Chief William Scott was sworn in as San Francisco’s police chief today at City Hall. Scott, 52, previously worked as Deputy Chief for the Los Angeles Police Department. He will be the third outside hire for chief in SFPD’s 167-year history despite strong opposition from the Police Officer’s Association.

The Police Officer’s Association had pushed hard for interim-Chief Toney Chaplin who took charge since Chief Suhr was prompted to resign in May. Mayor Ed Lee selected Scott after a nation-wide search and reportedly 60 candidates who applied for the job. 

Chief Scott is taking charge at a time when community members have rallied for strong leadership and reform within the police department. The SFPD has been riddled with criticism including a damning federal review. U.S. Department of Justice’s community-policing division made 272 reforms recommendations that need to be implemented. 

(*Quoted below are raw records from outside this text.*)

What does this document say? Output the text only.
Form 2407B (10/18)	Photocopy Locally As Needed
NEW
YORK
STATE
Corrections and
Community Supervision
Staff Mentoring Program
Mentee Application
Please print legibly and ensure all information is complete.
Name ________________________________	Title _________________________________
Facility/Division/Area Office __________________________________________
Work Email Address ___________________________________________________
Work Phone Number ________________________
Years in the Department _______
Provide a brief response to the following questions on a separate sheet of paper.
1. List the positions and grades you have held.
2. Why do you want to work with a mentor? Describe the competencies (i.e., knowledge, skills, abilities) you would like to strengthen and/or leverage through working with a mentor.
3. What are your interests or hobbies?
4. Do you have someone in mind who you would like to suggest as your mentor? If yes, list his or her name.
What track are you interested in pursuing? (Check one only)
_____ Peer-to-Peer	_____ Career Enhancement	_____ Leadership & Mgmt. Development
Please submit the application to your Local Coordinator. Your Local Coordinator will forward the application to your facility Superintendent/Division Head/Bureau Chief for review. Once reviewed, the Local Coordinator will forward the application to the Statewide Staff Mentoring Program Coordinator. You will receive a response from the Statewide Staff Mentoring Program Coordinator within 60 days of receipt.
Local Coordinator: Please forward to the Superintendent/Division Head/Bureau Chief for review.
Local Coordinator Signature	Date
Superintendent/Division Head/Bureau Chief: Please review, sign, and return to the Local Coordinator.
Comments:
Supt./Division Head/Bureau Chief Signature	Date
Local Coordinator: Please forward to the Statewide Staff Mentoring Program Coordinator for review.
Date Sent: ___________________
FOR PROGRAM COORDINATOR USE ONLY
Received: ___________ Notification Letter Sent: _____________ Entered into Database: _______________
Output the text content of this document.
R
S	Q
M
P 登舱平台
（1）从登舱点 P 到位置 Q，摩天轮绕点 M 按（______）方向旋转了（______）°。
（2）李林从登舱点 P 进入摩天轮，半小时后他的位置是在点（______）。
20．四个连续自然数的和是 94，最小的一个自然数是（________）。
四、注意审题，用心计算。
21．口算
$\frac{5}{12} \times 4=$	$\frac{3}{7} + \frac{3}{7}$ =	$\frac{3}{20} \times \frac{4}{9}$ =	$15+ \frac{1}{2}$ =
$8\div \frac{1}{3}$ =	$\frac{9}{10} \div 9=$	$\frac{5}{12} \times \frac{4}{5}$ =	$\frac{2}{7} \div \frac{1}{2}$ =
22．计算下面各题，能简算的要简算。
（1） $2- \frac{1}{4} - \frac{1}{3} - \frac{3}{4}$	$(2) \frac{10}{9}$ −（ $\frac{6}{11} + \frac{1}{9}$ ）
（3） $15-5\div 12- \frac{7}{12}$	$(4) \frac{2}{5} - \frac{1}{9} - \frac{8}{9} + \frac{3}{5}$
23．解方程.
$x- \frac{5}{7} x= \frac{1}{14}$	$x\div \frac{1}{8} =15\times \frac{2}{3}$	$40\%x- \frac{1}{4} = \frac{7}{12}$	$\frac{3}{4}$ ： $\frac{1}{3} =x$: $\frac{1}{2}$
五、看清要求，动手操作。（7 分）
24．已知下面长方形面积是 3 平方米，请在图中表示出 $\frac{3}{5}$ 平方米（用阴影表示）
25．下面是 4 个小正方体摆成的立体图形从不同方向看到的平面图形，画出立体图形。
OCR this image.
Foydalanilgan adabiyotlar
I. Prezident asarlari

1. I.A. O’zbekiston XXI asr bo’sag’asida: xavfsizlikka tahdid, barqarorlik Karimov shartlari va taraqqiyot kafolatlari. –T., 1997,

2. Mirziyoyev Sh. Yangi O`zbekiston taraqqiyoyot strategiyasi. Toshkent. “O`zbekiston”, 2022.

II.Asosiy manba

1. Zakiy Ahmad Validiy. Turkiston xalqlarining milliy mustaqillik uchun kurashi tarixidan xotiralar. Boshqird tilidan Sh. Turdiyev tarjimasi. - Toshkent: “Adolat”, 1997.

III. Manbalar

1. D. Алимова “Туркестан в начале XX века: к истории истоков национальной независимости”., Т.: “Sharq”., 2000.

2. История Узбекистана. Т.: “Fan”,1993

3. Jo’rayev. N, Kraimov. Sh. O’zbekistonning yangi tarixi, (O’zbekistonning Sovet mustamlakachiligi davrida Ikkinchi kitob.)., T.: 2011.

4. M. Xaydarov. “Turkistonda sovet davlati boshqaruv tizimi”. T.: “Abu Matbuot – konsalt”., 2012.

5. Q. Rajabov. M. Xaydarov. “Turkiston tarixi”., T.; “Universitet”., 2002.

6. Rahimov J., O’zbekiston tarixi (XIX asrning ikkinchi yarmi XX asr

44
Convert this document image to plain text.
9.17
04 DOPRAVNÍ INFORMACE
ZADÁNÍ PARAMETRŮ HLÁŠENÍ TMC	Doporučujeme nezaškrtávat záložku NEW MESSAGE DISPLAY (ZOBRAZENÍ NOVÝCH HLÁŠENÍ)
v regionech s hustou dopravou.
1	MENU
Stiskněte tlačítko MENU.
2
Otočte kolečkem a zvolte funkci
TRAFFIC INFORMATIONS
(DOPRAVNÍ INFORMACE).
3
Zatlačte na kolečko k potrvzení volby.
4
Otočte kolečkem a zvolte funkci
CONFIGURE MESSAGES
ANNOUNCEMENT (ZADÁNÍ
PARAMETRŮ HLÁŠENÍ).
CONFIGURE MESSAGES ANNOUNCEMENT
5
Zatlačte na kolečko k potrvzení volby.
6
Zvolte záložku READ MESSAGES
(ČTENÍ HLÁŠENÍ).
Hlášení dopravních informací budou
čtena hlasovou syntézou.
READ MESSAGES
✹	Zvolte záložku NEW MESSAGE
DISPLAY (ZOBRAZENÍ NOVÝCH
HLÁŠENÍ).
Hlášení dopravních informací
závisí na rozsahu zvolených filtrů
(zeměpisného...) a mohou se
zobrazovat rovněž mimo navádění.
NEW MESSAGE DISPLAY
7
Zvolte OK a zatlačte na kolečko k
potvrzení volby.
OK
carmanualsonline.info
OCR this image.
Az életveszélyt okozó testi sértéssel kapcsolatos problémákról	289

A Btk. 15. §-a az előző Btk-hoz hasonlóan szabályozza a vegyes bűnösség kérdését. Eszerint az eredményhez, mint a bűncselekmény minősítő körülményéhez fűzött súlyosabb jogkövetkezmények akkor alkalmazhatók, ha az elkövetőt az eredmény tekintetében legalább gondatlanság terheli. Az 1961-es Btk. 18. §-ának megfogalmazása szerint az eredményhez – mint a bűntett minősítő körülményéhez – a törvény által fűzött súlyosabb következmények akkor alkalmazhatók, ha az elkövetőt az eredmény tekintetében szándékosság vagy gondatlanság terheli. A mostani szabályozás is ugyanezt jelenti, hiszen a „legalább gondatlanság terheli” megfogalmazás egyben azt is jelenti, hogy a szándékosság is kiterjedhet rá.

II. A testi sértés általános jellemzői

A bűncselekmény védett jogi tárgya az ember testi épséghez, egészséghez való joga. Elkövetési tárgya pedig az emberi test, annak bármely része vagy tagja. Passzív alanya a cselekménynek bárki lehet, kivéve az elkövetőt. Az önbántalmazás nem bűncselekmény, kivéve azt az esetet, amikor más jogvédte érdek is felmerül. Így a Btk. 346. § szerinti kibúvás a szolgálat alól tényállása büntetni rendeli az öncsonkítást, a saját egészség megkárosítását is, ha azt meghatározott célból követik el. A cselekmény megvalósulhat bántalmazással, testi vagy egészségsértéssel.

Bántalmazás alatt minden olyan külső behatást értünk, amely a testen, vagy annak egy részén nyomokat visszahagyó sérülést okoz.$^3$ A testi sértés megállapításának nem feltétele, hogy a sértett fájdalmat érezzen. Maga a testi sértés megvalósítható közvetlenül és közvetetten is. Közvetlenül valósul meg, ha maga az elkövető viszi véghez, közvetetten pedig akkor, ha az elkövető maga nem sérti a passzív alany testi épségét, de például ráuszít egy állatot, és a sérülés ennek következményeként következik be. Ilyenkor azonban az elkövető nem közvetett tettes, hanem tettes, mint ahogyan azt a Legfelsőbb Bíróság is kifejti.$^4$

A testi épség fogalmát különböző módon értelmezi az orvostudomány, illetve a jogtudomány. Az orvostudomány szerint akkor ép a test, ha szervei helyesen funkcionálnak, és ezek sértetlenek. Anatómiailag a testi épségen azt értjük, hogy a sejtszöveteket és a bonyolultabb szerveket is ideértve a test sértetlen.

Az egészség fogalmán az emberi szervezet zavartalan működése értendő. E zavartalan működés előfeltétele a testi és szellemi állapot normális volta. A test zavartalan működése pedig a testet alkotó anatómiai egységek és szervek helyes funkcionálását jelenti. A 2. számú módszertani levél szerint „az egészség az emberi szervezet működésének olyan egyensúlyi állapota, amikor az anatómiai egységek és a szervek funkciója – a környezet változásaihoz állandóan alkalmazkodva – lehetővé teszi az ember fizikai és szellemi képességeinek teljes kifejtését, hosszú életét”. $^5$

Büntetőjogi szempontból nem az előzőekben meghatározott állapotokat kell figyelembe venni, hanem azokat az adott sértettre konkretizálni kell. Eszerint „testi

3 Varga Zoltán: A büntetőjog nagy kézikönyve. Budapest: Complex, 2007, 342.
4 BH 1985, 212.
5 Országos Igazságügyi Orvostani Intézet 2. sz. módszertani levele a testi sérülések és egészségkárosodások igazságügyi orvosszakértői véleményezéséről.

Scott plans to live in San Francisco where he’s already started doing the rounds and meeting station houses and colleagues in law enforcement. 

The Chief has no time to lose as he takes office and would have to deal with the plethora of issues facing the police department: Implementing reforms despite strong opposition from the Police Officer’s Union, building trust and relationship within the department with officers who may be skeptical of an outsider and improving SFPD’s long-fraught relationship with the community.